AS FADAS - Conto Classico Fantástico - Charles Perraut
AS
FADAS
Charles
Perraut (1682 – 1703)
Tradução
de Monteiro Lobato (1882 – 1948)
Era
uma vez uma viúva com duas filhas.
A
mais velha, muito má e orgulhosa, parecia com a mãe em tudo. Ver uma moça era
ver a outra.
A
mais moça, porém, primava pela bondade de coração e pela beleza do rosto. Tinha
puxado ao pai, um homem muito bom e sério. Justamente por isso, a viúva
tinha-lhe ódio; fazia-a comer na cozinha e forçava-a a trabalhar sem descanso.
Entre
outros serviços pesados, a pobre menina era obrigada a trazer duas vezes por
dia um grande pote de água duma fonte a meia légua de distância. Verdadeiro
castigo.
Certa
ocasião em que estava na fonte enchendo o pote, apareceu uma velha que lhe
pediu de beber.
—
Pois não, minha senhora, respondeu delicadamente a menina — e lavou o fundo do
pote, encheu-o da melhor água e ficou segurando-o no ar enquanto a velha bebia.
—
Você é tão bonita e boa, disse a velha, que bem merece um dom. (Era uma fada
que se disfarçava de velha para experimentar a bondade das meninas.)
—
Que dom?
—
Cada vez que falar rolará da sua boca uma flor ou uma pedra preciosa.
Disse
e sumiu.
A
menina voltou para casa muito contente — e levou logo uma descompostura por
ter-se demorado mais do que de costume.
—
Peço-lhe perdão, minha mãe, por ter-me retardado tanto, disse ela humildemente —
e ao falar duas rosas, duas pérolas e dois lindos brilhantes pularam da sua
boca.
—
O que é isso? — exclamou a mãe assombrada, juntando as pedras. —De onde vêm tantas riquezas minha filha? (Era
a primeira vez que a chamava de filha.)
A
menina contou o que se passara à fonte — e mais diamantes rolaram pelo chão.
A
mulher ficou pensativa.
—
Vou mandar minha Fanchon à fonte. Veja, Fanchon, o que está saindo da boca
dessa menina. Não quer possuir o mesmo dom? Basta que vá buscar água e que
quando uma velha apareça e peça para beber você a atenda com bons modos.
—
Era só o que me faltava, eu andar de pote na cabeça! —respondeu a orgulhosa.
—
Pois tem que ir e já — ordenou a mãe, de cara feia.
A
moça má foi, resmungando, mas levou o mais lindo jarro de prata que existia na
casa. Enquanto o enchia, viu sair da floresta uma dama ricamente vestida, que
lhe veio pedir de beber.
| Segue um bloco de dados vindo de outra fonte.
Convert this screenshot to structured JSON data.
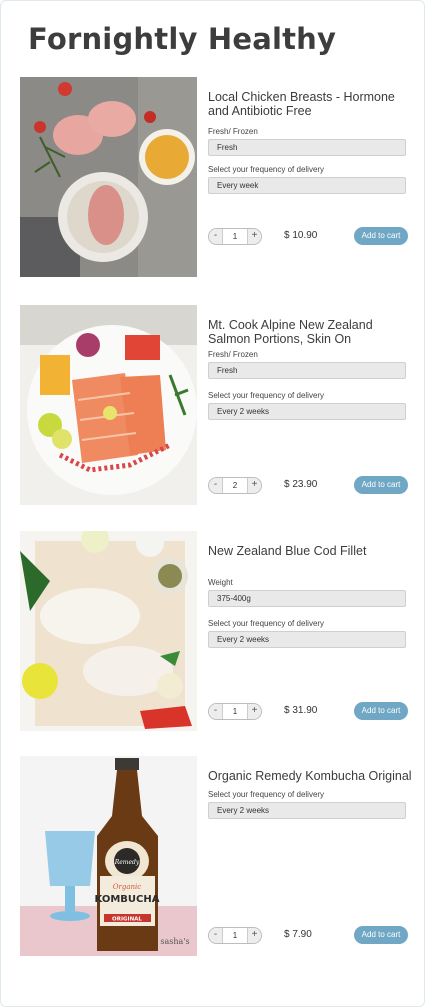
{
  "page": {
    "title": "Fornightly Healthy"
  },
  "products": [
    {
      "name": "Local Chicken Breasts - Hormone and Antibiotic Free",
      "fields": [
        {
          "label": "Fresh/ Frozen",
          "value": "Fresh"
        },
        {
          "label": "Select your frequency of delivery",
          "value": "Every week"
        }
      ],
      "quantity": "1",
      "price": "$ 10.90",
      "add_label": "Add to cart"
    },
    {
      "name": "Mt. Cook Alpine New Zealand Salmon Portions, Skin On",
      "fields": [
        {
          "label": "Fresh/ Frozen",
          "value": "Fresh"
        },
        {
          "label": "Select your frequency of delivery",
          "value": "Every 2 weeks"
        }
      ],
      "quantity": "2",
      "price": "$ 23.90",
      "add_label": "Add to cart"
    },
    {
      "name": "New Zealand Blue Cod Fillet",
      "fields": [
        {
          "label": "Weight",
          "value": "375-400g"
        },
        {
          "label": "Select your frequency of delivery",
          "value": "Every 2 weeks"
        }
      ],
      "quantity": "1",
      "price": "$ 31.90",
      "add_label": "Add to cart"
    },
    {
      "name": "Organic Remedy Kombucha Original",
      "fields": [
        {
          "label": "Select your frequency of delivery",
          "value": "Every 2 weeks"
        }
      ],
      "quantity": "1",
      "price": "$ 7.90",
      "add_label": "Add to cart"
    }
  ],
  "image_text": {
    "kombucha_brand": "Remedy",
    "kombucha_label_top": "Organic",
    "kombucha_label_main": "KOMBUCHA",
    "kombucha_label_bottom": "ORIGINAL",
    "photo_watermark": "sasha's"
  },
  "stepper": {
    "minus": "-",
    "plus": "+"
  },
  "colors": {
    "accent": "#6fa7c5",
    "field_bg": "#e9e9e9",
    "title": "#3d3d3d"
  }
}
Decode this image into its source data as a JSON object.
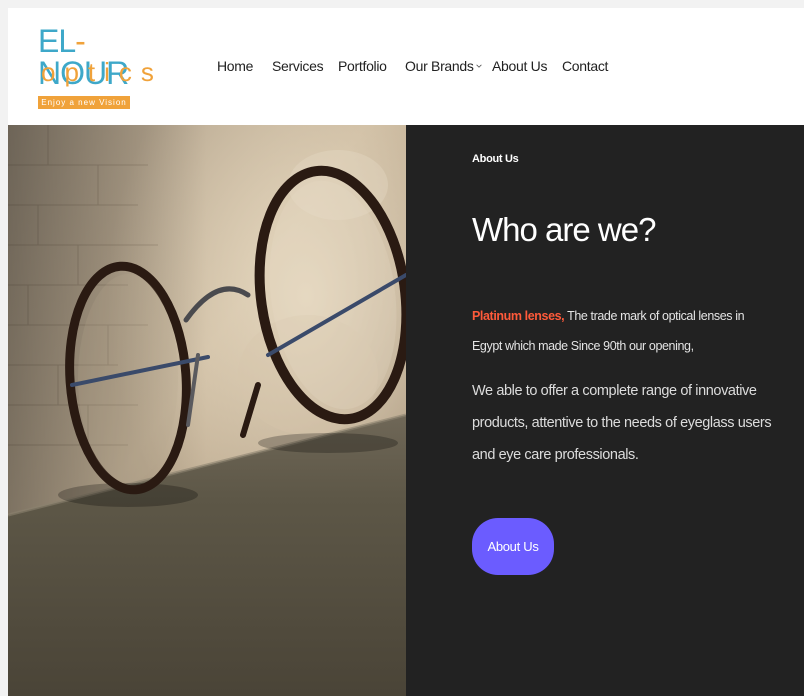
{
  "logo": {
    "line1_a": "EL",
    "line1_dash": "-",
    "line1_b": "NOUR",
    "line2": "optics",
    "tagline": "Enjoy a new Vision"
  },
  "nav": {
    "items": [
      {
        "label": "Home"
      },
      {
        "label": "Services"
      },
      {
        "label": "Portfolio"
      },
      {
        "label": "Our Brands",
        "has_dropdown": true
      },
      {
        "label": "About Us"
      },
      {
        "label": "Contact"
      }
    ]
  },
  "about": {
    "eyebrow": "About Us",
    "heading": "Who are we?",
    "highlight": "Platinum lenses,",
    "para1_rest": " The trade mark of optical lenses in Egypt which made Since 90th our opening,",
    "para2": "We able to offer a complete range of innovative products, attentive to the needs of eyeglass users and eye care professionals.",
    "button_label": "About Us"
  },
  "colors": {
    "panel_bg": "#222222",
    "accent_button": "#6b5cff",
    "highlight_text": "#ff5a3a",
    "logo_blue": "#3ea8c9",
    "logo_orange": "#f0a23a"
  },
  "hero_image": {
    "icon": "eyeglasses-photo"
  }
}
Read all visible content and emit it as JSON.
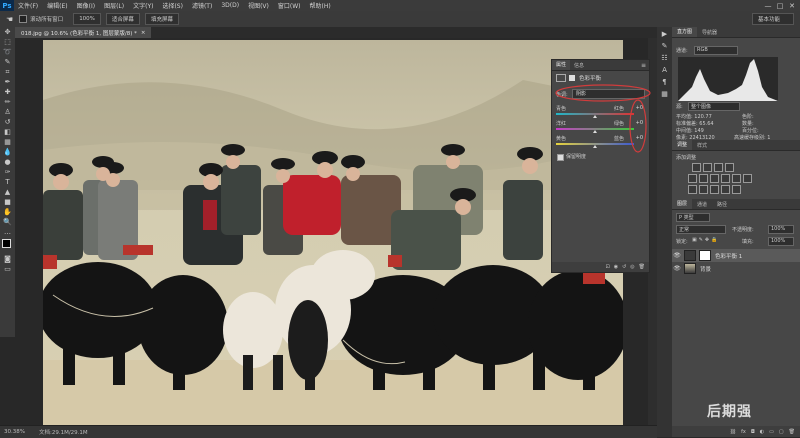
{
  "app": {
    "logo": "Ps"
  },
  "menu": [
    "文件(F)",
    "编辑(E)",
    "图像(I)",
    "图层(L)",
    "文字(Y)",
    "选择(S)",
    "滤镜(T)",
    "3D(D)",
    "视图(V)",
    "窗口(W)",
    "帮助(H)"
  ],
  "window_controls": {
    "minimize": "—",
    "maximize": "□",
    "close": "✕"
  },
  "options_bar": {
    "tool_glyph": "☚",
    "scroll_all_label": "滚动所有窗口",
    "zoom_value": "100%",
    "fit_screen": "适合屏幕",
    "fill_screen": "填充屏幕",
    "workspace_value": "基本功能"
  },
  "doc_tab": {
    "title": "018.jpg @ 10.6% (色彩平衡 1, 图层蒙版/8) *",
    "close": "×"
  },
  "status": {
    "zoom": "30.38%",
    "doc_size": "文档:29.1M/29.1M"
  },
  "properties": {
    "tabs": [
      "属性",
      "信息"
    ],
    "title": "色彩平衡",
    "tone_label": "色调:",
    "tone_value": "阴影",
    "sliders": [
      {
        "left": "青色",
        "right": "红色",
        "value": "+0",
        "pos": 0.5
      },
      {
        "left": "洋红",
        "right": "绿色",
        "value": "+0",
        "pos": 0.5
      },
      {
        "left": "黄色",
        "right": "蓝色",
        "value": "+0",
        "pos": 0.5
      }
    ],
    "preserve_label": "保留明度"
  },
  "histogram": {
    "tabs": [
      "直方图",
      "导航器"
    ],
    "channel_label": "通道:",
    "channel_value": "RGB",
    "source_label": "源:",
    "source_value": "整个图像",
    "stats_left": [
      "平均值: 120.77",
      "标准偏差: 65.64",
      "中间值: 149",
      "像素: 22413120"
    ],
    "stats_right": [
      "色阶:",
      "数量:",
      "百分位:",
      "高速缓存级别: 1"
    ]
  },
  "adjustments": {
    "tabs": [
      "调整",
      "样式"
    ],
    "add_label": "添加调整"
  },
  "layers": {
    "tabs": [
      "图层",
      "通道",
      "路径"
    ],
    "filter_label": "P 类型",
    "blend_mode": "正常",
    "opacity_label": "不透明度:",
    "opacity_value": "100%",
    "lock_label": "锁定:",
    "fill_label": "填充:",
    "fill_value": "100%",
    "items": [
      {
        "name": "色彩平衡 1",
        "selected": true
      },
      {
        "name": "背景",
        "selected": false
      }
    ]
  },
  "watermark": "后期强",
  "colors": {
    "accent_annotation": "#d23c3c",
    "panel_bg": "#474747",
    "selected_layer": "#5a5a5a"
  }
}
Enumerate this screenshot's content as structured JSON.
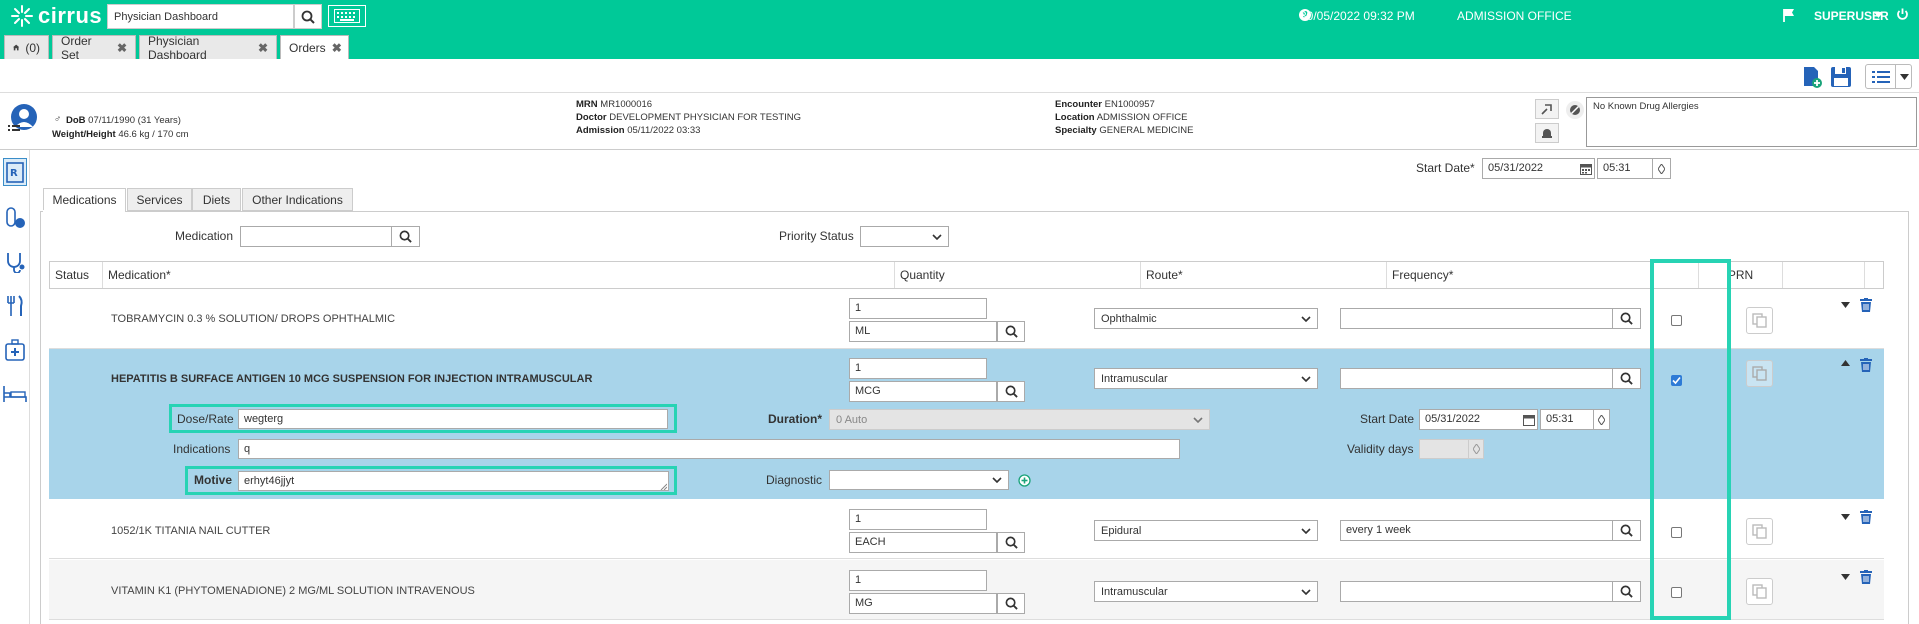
{
  "topbar": {
    "brand": "cirrus",
    "search_value": "Physician Dashboard",
    "datetime": "30/05/2022 09:32 PM",
    "location": "ADMISSION OFFICE",
    "user": "SUPERUSER"
  },
  "tabs": [
    {
      "label": "(0)"
    },
    {
      "label": "Order Set"
    },
    {
      "label": "Physician Dashboard"
    },
    {
      "label": "Orders"
    }
  ],
  "patient": {
    "dob_label": "DoB",
    "dob": "07/11/1990 (31 Years)",
    "wh_label": "Weight/Height",
    "wh": "46.6 kg / 170 cm",
    "mrn_label": "MRN",
    "mrn": "MR1000016",
    "doctor_label": "Doctor",
    "doctor": "DEVELOPMENT PHYSICIAN FOR TESTING",
    "admission_label": "Admission",
    "admission": "05/11/2022 03:33",
    "encounter_label": "Encounter",
    "encounter": "EN1000957",
    "location_label": "Location",
    "location": "ADMISSION OFFICE",
    "specialty_label": "Specialty",
    "specialty": "GENERAL MEDICINE",
    "allergies": "No Known Drug Allergies"
  },
  "form": {
    "start_date_label": "Start Date*",
    "start_date": "05/31/2022",
    "start_time": "05:31",
    "medication_label": "Medication",
    "priority_label": "Priority Status"
  },
  "section_tabs": [
    "Medications",
    "Services",
    "Diets",
    "Other Indications"
  ],
  "grid": {
    "headers": [
      "Status",
      "Medication*",
      "Quantity",
      "Route*",
      "Frequency*",
      "PRN"
    ],
    "rows": [
      {
        "name": "TOBRAMYCIN 0.3 % SOLUTION/ DROPS OPHTHALMIC",
        "qty": "1",
        "unit": "ML",
        "route": "Ophthalmic",
        "frequency": "",
        "prn": false
      },
      {
        "name": "HEPATITIS B SURFACE ANTIGEN 10 MCG SUSPENSION FOR INJECTION INTRAMUSCULAR",
        "qty": "1",
        "unit": "MCG",
        "route": "Intramuscular",
        "frequency": "",
        "prn": true
      },
      {
        "name": "1052/1K TITANIA NAIL CUTTER",
        "qty": "1",
        "unit": "EACH",
        "route": "Epidural",
        "frequency": "every 1 week",
        "prn": false
      },
      {
        "name": "VITAMIN K1 (PHYTOMENADIONE) 2 MG/ML SOLUTION INTRAVENOUS",
        "qty": "1",
        "unit": "MG",
        "route": "Intramuscular",
        "frequency": "",
        "prn": false
      }
    ],
    "detail": {
      "dose_label": "Dose/Rate",
      "dose": "wegterg",
      "duration_label": "Duration*",
      "duration": "0 Auto",
      "start_date_label": "Start Date",
      "start_date": "05/31/2022",
      "start_time": "05:31",
      "indications_label": "Indications",
      "indications": "q",
      "validity_label": "Validity days",
      "motive_label": "Motive",
      "motive": "erhyt46jjyt",
      "diagnostic_label": "Diagnostic"
    }
  },
  "colors": {
    "brand": "#00c998",
    "selected_row": "#a8d4ea",
    "highlight": "#27d3b4",
    "delete": "#2563b8"
  }
}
Era a mesma velha, agora disfarçada de princesa a fim
de ver a até que ponto chegava a ruindade de Fanchon.
—
A senhora então acha que vim à fonte para dar água aos outros? — respondeu a
orgulhosa. —Está aqui este jarro de prata. Se quiser, encha-o e beba.
—
Você não é boa de coração nem delicada — disse a princesa, sem mostrar sinais de
zanga. Bem que merece um dom.
—
Qual?
—
Cada vez que falar sairá da sua boca um sapo, ou uma cobra.
A
moça má mostrou-lhe a língua e voltou para casa furiosa. Assim que a viu
chegar, a mãe foi dizendo, de cara alegre:
—
Então?
—
Então, o quê? — respondeu de mau modo a filha, e dois sapos e duas cobras
caíram no chão.
—
Deus do céu! O que estou vendo! — exclamou a mãe, horrorizada. —Minha filha
querida a vomitar sapos e cobras, e tudo por causa daquela pestinha! Deixa
estar que ela me paga…
Disse
e avançou para cima da menina boa, a qual fugiu correndo para a floresta,
justamente quando por lá ia passando o filho do rei, que saíra à caça. Vendo uma tão bela criaturinha, ele
perguntou-lhe o que fazia ali sozinha e por que motivo chorava.
—
Ai de mim! — suspirou a boa menina. —
Minha mãe acaba de expulsar-me de casa. —
E, ao dizer isso, caíram-lhe da boca cinco rosas, cinco pérolas e cinco
diamantes.
O
filho do rei assombrou-se e perguntou o significado daquilo e, quando soube de
tudo, sentiu-se imediatamente apaixonado e levou-a para o palácio e
apresentou-a ao rei, dizendo que com outra não se casaria. Casaram-se e foram
muito felizes.
E
a má? Oh, a má ficou tão mais má depois desse acontecimento, que nem a sua
própria mãe pôde aturá-la. Foi expulsa de casa e como ninguém quisesse saber
dela, morreu abandonada num lugar escuro do bosque.